2. Good pruning is a skill, and you can only get it by practice, patience, and learning. Take your time, and step back often to look at the plant from a distance. Don’t cut off too much at one time, and learn about the plants you are pruning. Since not all plants react the same to pruning, the more you know about your plants the less likely it is that you’ll make a costly mistake.
Thinning allows light and air into the plant, corrects growth defects, and lets you shape plants without radical surgery. When thinning, look for and remove branches that touch or grow into each other. Remove broken, dead, or diseased branches. Remove any inward growing limbs, as well as any watersprouts or suckers.
Where branches are too thick for your pruning shears, you will need a saw. When sawing, don’t just lop off the problem branch—make three cuts in the branch as illustrated in the diagram. This ensures a clean cut that will heal better, and it also keeps the branch from ripping bark off the tree or shrub when it falls. Branches too thick for hand pruners flush with the tree trunk; cut back just to the ‘branch collar’ which is the swollen ring that surrounds the base of the branch. If you make your cuts this way the tree can cover the wound and retard decline. It isn’t necessary to coat the wound with tree paint.
Renovating involves drastically cutting back a shrub either to reinvigorate it or start over. In most cases renovating is needed because the shrub was not maintained properly to begin with. Not all shrubs will respond to renovating in the same way. Some shrubs will not regrow, others take years to get back to size, and some regrow in a very short time. You should find out about the shrub so you can predict how much cutting it can survive.
• Many deciduous shrubs tolerate total renovation (being cut to the ground) and will regrow quickly. However, unless you are sure that the shrub you want to renovate is tolerant it is best to prune the shrub no more than one-third of the total plant size annually.
• Most needled evergreen shrubs cannot be renovated because they will not regrow on old bare wood.

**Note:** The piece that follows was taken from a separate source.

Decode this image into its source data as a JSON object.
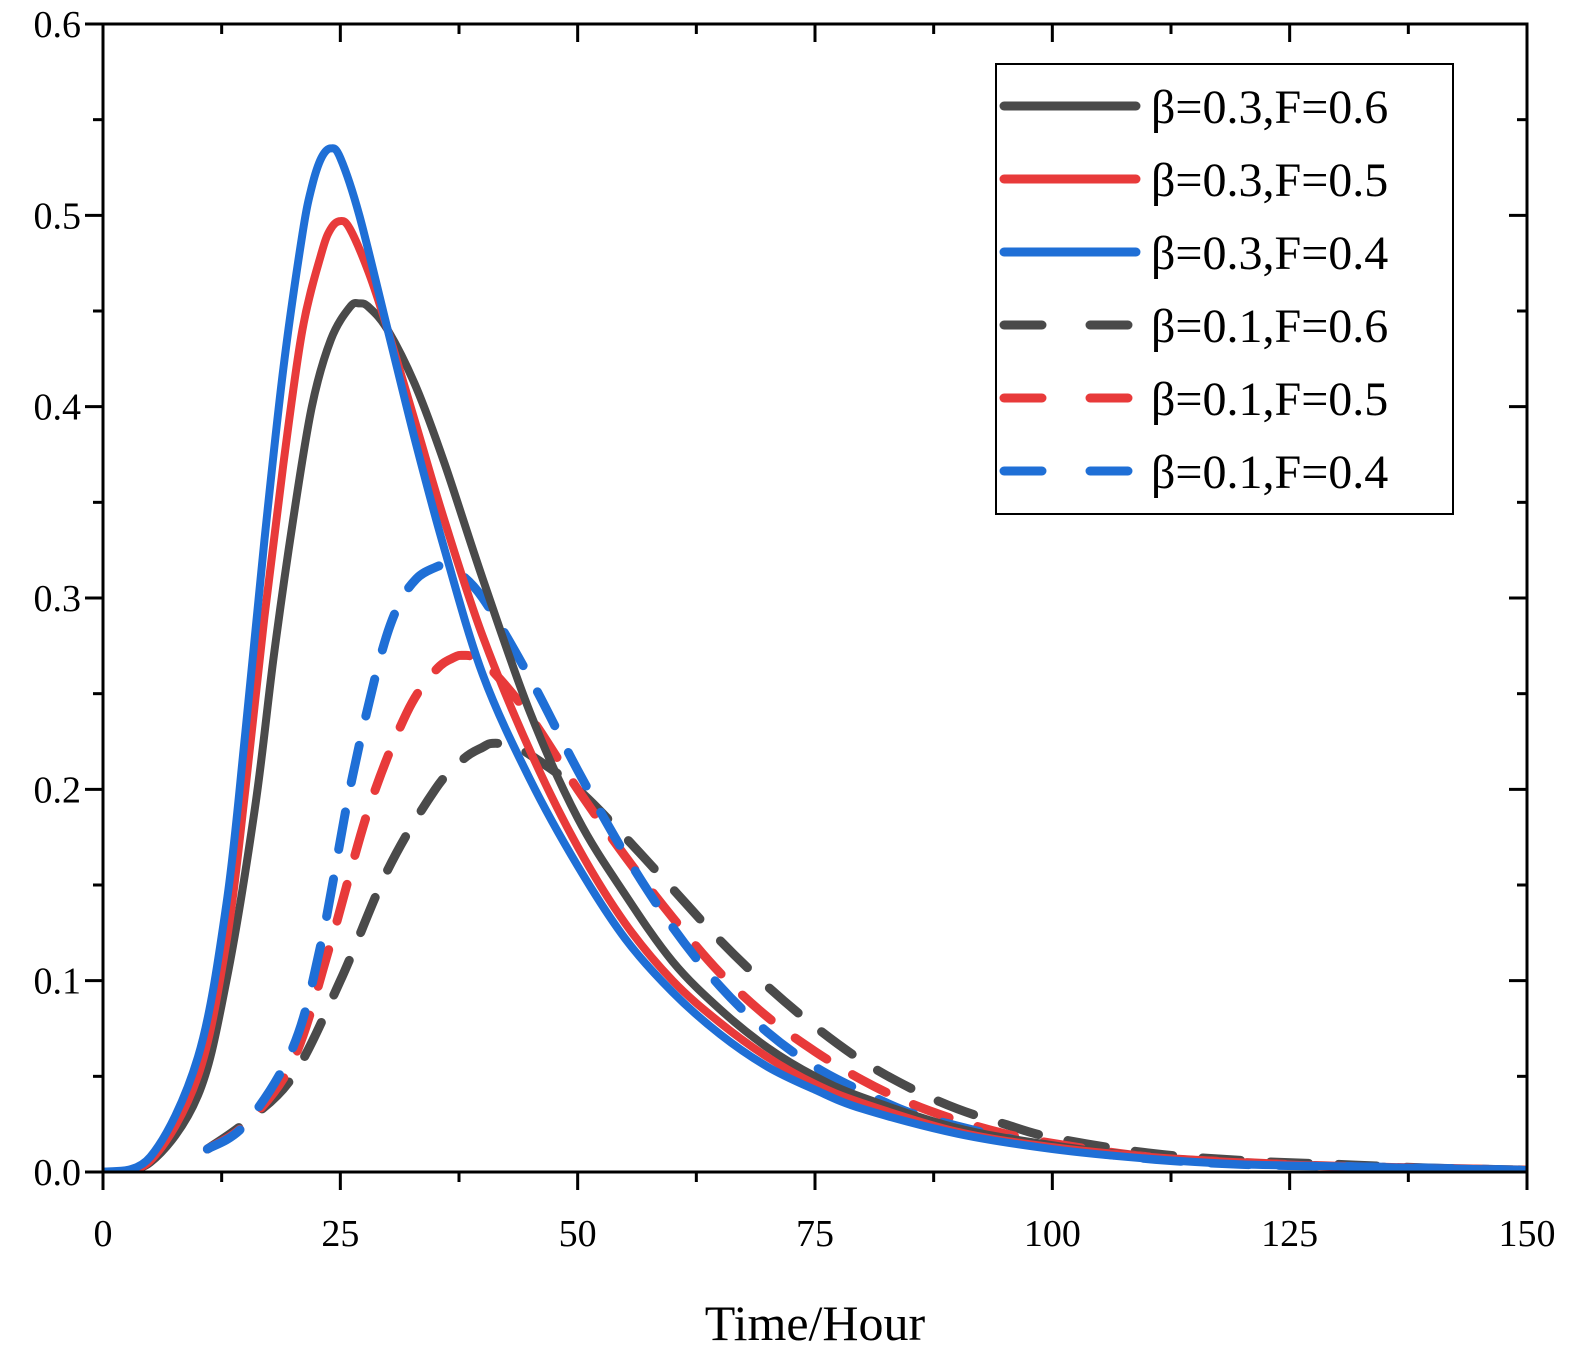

Shearing should be avoided in most cases because it isn’t good for plants and isn’t very appealing aesthetically (unless you enjoy a very simple shape, like a cube). You can shear plants for a formal appearance, although the same caution applies here as for renovating: find out if your plant can tolerate the surgery. Use hand shears, as they tend to be more forgiving than motorized shears. Try not to shear too much; if the plant’s inner branches get exposed, you’ve gone too far (see Renovating). Gently form the plant so that it is wider at the bottom than at the top so the lower parts receive plenty of sunlight. This will keep the sides lush and thick.